Not sure what the exact point is of making this list. I suppose it's partly because one of these issues (mic/line level on recorder) happened to me on Sunday. But also because I met up with a couple last night who asked why they shouldn't get a $500 film student from Gumtree rather than a professional videographer. I did say that a lot of things can go wrong at weddings, and experience does make a difference, but I think that maybe they'd be horrified if they knew just how many things can go wrong -- most of the issues above I think I could only have learned from experience.
But all these things are in some sense blaming the world, or things you can't control.

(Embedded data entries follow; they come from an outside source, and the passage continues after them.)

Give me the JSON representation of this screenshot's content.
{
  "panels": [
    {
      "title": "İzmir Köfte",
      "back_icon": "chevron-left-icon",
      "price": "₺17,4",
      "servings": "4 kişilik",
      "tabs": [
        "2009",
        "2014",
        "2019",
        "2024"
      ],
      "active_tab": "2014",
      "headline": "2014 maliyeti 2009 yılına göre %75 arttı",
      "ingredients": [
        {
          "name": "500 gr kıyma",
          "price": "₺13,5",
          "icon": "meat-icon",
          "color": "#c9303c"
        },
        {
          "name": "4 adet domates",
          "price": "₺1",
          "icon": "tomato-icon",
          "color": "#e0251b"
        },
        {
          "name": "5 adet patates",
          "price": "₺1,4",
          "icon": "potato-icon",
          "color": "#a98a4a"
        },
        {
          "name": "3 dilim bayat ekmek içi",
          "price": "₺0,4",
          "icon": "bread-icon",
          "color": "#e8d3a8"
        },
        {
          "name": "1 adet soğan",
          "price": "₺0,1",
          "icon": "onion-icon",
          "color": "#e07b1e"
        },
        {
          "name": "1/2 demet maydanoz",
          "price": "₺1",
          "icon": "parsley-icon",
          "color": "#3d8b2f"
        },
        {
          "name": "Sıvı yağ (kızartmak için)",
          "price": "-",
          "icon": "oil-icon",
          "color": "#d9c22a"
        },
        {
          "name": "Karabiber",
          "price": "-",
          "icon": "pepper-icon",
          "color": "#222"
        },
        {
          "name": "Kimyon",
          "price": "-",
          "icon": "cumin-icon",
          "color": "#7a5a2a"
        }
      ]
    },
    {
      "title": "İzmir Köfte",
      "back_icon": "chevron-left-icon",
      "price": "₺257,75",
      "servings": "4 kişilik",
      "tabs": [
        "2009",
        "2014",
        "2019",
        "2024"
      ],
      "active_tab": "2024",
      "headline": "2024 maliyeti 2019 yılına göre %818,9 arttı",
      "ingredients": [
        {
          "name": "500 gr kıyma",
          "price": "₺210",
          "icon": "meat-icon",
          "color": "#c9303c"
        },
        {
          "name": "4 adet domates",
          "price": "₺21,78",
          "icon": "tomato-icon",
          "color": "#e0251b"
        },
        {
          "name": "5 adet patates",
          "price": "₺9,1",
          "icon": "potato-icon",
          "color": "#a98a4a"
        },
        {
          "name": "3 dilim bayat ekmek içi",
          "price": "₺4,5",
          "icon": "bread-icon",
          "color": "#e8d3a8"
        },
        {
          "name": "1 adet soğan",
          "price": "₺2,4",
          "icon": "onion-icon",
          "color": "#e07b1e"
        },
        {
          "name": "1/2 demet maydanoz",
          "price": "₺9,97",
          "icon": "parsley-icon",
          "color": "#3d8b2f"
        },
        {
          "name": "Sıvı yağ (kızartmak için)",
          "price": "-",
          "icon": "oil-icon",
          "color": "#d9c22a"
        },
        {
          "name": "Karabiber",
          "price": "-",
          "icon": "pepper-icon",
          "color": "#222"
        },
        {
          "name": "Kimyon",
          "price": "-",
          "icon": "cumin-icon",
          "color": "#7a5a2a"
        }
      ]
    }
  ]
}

Just for fun, here's a list of some more basic things that have gone wrong for me that were my fault, or issues that had me scratching my head for a while:
1. Couldn't get sound from a lav mic. Everything's turned on. What's wrong? Turned out there was a switch on the transmitter -- mic/line level.

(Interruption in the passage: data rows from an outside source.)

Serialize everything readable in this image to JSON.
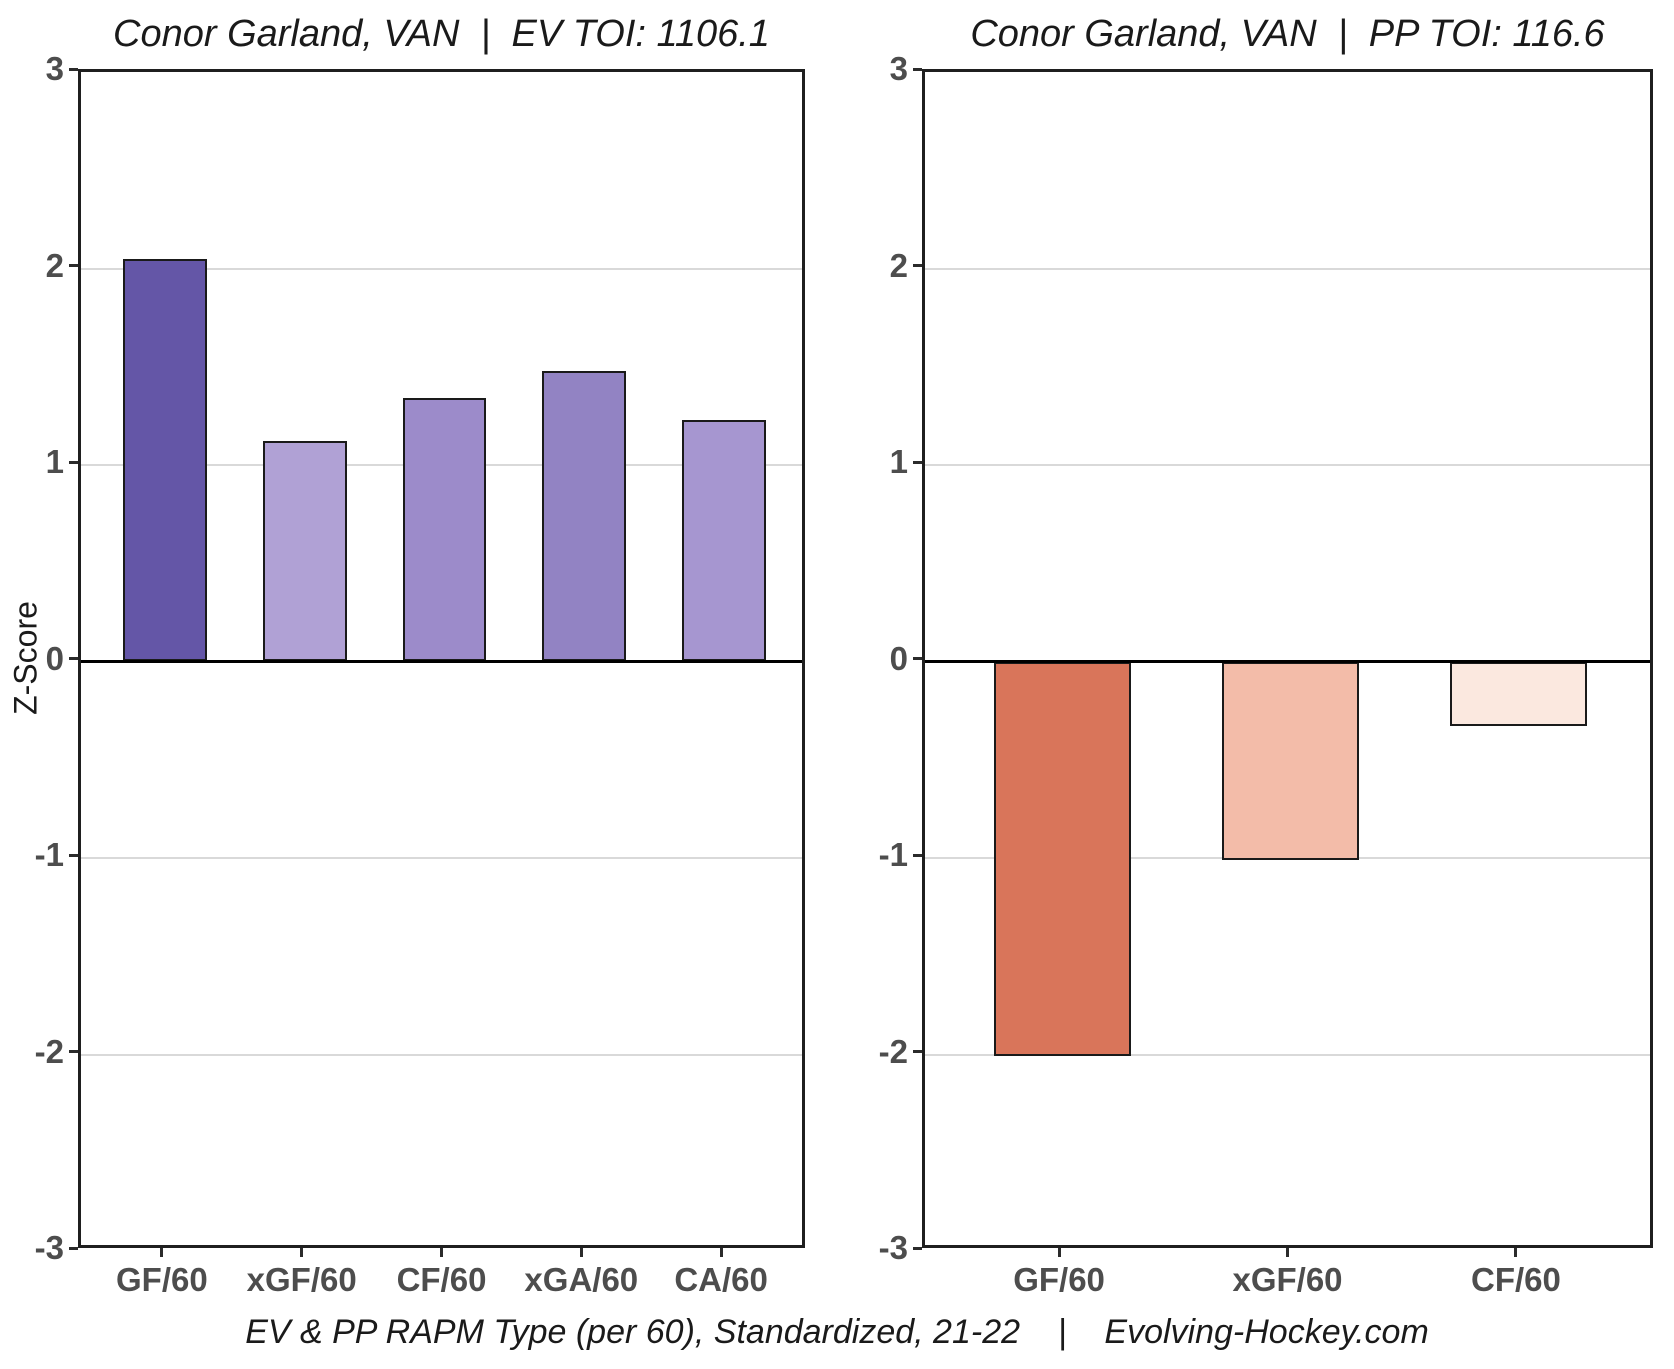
{
  "figure": {
    "background": "#FFFFFF",
    "y_axis_title": "Z-Score",
    "caption": "EV & PP RAPM Type (per 60), Standardized, 21-22    |    Evolving-Hockey.com"
  },
  "colors": {
    "grid": "#D9D9D9",
    "zero_line": "#000000",
    "panel_border": "#1F1F1F",
    "bar_border": "#1A1A1A",
    "axis_text": "#4D4D4D",
    "title_text": "#1A1A1A"
  },
  "chart_data": [
    {
      "type": "bar",
      "title": "Conor Garland, VAN  |  EV TOI: 1106.1",
      "categories": [
        "GF/60",
        "xGF/60",
        "CF/60",
        "xGA/60",
        "CA/60"
      ],
      "values": [
        2.05,
        1.12,
        1.34,
        1.48,
        1.23
      ],
      "bar_colors": [
        "#6456A7",
        "#B0A1D5",
        "#9C8BCA",
        "#9283C3",
        "#A696D0"
      ],
      "xlabel": "",
      "ylabel": "Z-Score",
      "ylim": [
        -3,
        3
      ],
      "yticks": [
        3,
        2,
        1,
        0,
        -1,
        -2,
        -3
      ],
      "grid": "horizontal-major",
      "legend": "none"
    },
    {
      "type": "bar",
      "title": "Conor Garland, VAN  |  PP TOI: 116.6",
      "categories": [
        "GF/60",
        "xGF/60",
        "CF/60"
      ],
      "values": [
        -2.01,
        -1.01,
        -0.33
      ],
      "bar_colors": [
        "#D9755A",
        "#F3BCA9",
        "#FBE8DF"
      ],
      "xlabel": "",
      "ylabel": "",
      "ylim": [
        -3,
        3
      ],
      "yticks": [
        3,
        2,
        1,
        0,
        -1,
        -2,
        -3
      ],
      "grid": "horizontal-major",
      "legend": "none"
    }
  ]
}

2. Only got occasional sound from a lav mic. What? Turns out the antenna of the transmitter wasn't screwed in all the way, so there was sometimes a connection and sometimes wasn't.
3. No sound from dynamic mic. Turned the levels up to maximum and got something. Realised there was a mic/line level setting on the recorder itself.

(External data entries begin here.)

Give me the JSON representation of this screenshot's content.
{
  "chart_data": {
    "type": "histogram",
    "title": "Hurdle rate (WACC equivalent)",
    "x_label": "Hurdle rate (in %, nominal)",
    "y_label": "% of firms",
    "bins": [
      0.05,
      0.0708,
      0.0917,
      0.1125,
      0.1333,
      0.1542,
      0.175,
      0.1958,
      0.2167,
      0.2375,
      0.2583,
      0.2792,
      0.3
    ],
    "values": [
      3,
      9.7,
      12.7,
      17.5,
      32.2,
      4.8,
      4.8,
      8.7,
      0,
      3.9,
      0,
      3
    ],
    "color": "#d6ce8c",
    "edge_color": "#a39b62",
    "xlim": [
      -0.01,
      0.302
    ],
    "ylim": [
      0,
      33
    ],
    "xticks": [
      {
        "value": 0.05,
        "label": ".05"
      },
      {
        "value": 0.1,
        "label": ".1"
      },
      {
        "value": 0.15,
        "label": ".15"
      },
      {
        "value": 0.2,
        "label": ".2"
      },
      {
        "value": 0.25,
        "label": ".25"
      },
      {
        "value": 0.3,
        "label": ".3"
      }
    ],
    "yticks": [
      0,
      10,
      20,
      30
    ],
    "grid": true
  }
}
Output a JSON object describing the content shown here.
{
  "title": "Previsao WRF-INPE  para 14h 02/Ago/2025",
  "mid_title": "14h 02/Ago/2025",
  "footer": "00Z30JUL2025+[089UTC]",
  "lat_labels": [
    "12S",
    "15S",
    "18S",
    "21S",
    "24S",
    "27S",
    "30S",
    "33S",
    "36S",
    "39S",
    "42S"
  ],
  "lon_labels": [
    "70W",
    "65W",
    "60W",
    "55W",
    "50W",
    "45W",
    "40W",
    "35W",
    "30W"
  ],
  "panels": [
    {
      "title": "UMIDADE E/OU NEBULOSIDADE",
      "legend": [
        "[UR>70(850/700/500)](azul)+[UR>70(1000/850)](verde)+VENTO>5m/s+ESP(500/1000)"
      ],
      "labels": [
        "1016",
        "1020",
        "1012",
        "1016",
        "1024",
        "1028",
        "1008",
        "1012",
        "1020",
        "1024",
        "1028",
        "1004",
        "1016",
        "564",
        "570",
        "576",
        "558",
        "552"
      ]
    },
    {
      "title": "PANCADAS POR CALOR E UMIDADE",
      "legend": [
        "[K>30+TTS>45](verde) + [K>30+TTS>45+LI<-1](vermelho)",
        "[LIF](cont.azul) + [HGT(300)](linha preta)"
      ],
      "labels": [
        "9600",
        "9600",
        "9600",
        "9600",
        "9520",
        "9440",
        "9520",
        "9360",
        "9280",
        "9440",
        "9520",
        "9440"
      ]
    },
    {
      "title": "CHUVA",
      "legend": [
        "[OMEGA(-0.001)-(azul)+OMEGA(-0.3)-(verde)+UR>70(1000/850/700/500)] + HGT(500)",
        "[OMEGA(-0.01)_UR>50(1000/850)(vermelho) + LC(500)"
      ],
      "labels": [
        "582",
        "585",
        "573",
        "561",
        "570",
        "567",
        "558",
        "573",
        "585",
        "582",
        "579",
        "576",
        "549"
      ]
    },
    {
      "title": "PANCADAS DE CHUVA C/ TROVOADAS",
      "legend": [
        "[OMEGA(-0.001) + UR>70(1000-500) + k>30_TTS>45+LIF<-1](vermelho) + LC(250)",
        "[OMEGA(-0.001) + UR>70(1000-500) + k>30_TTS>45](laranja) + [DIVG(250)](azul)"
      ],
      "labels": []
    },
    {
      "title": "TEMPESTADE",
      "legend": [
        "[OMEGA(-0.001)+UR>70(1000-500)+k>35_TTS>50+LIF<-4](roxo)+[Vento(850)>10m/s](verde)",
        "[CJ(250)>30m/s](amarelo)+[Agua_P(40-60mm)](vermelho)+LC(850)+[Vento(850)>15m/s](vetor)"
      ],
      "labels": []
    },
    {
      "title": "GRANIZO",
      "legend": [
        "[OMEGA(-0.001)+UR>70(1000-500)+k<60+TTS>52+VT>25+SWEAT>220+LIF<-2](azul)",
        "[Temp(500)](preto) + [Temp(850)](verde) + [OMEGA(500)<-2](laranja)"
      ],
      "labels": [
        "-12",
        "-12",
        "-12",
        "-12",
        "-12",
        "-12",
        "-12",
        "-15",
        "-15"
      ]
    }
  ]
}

4. Plugged into DJ speakers and got awful screeching. Realised later that I had left 48V phantom power turned on.
5. No levels on recorder. Tried everything. Then finally tried switching the XLR cable, and that solved the issue.
6. No levels on recorder. Tried everything. Then tried switching the XLR cable, and found I couldn't: there's a lock on the XLR connection that had somehow jammed, leaving the cable neither fully in nor fully out. Got my technically-minded friend to take the recorder apart to fix.
And more prosaic things that have gone wrong:
-- Battery died 5 hours into reception. I'd neglected to keep checking it. Ever since, I tend to carry big external batteries to make sure they stay on.
-- Big external battery has a fuse that somehow trips off. Recorder goes off after 5 hours anyway.
-- Second shooter plugged in shotgun and 48V, not realising how quickly this drains the recorder. It was dead in 15.
-- Left on standby mode instead of record.
-- Forgot to turn power on.
-- Forgot to press record.
-- Yamaha C24 stopping recording after 2 minutes for no explicable reason. After reformatting the card, everything works properly.
-- SD card apparently corrupted; recorder refuses to write to it.
-- I forget to load an SD card in the first place.
-- Forgot to change microphone "input power" to "on" on recorder, and didn't do a sound check before putting it on groom.
-- I forget to bring an XLR cable.
-- Attached microphone to wrong lectern (as a rule, I now whack one on every lectern in sight).
-- Forgot to turn Rode VMP on after putting on camera (now, we tend to leave these things on the entire day -- no chance of running out of battery, but high chance of forgetting to turn back on).
-- Rode VMP discovered to be turned off. Reason: there's three settings, off, on and low cut. But you can also slide the switch in between those settings, in which case the microphone just goes off.
-- Rode VMP apparently won't turn on, despite fresh batteries. We keep jiggling it, and eventually it works. Suspected reason: we use gaffer tape on the top of our 9V so they don't accidentally connect and explode in the bag, but perhaps gaffer tape remnants had transferred to the microphone and prevented a connection.
Not sure what the exact point is of making this list. I suppose it's partly because one of these issues (mic/line level on recorder) happened to me on Sunday. But also because I met up with a couple last night who asked why they shouldn't get a $500 film student from Gumtree rather than a professional videographer. I did say that a lot of things can go wrong at weddings, and experience does make a difference, but I think that maybe they'd be horrified if they knew just how many things can go wrong -- most of the issues above I think I could only have learned from experience.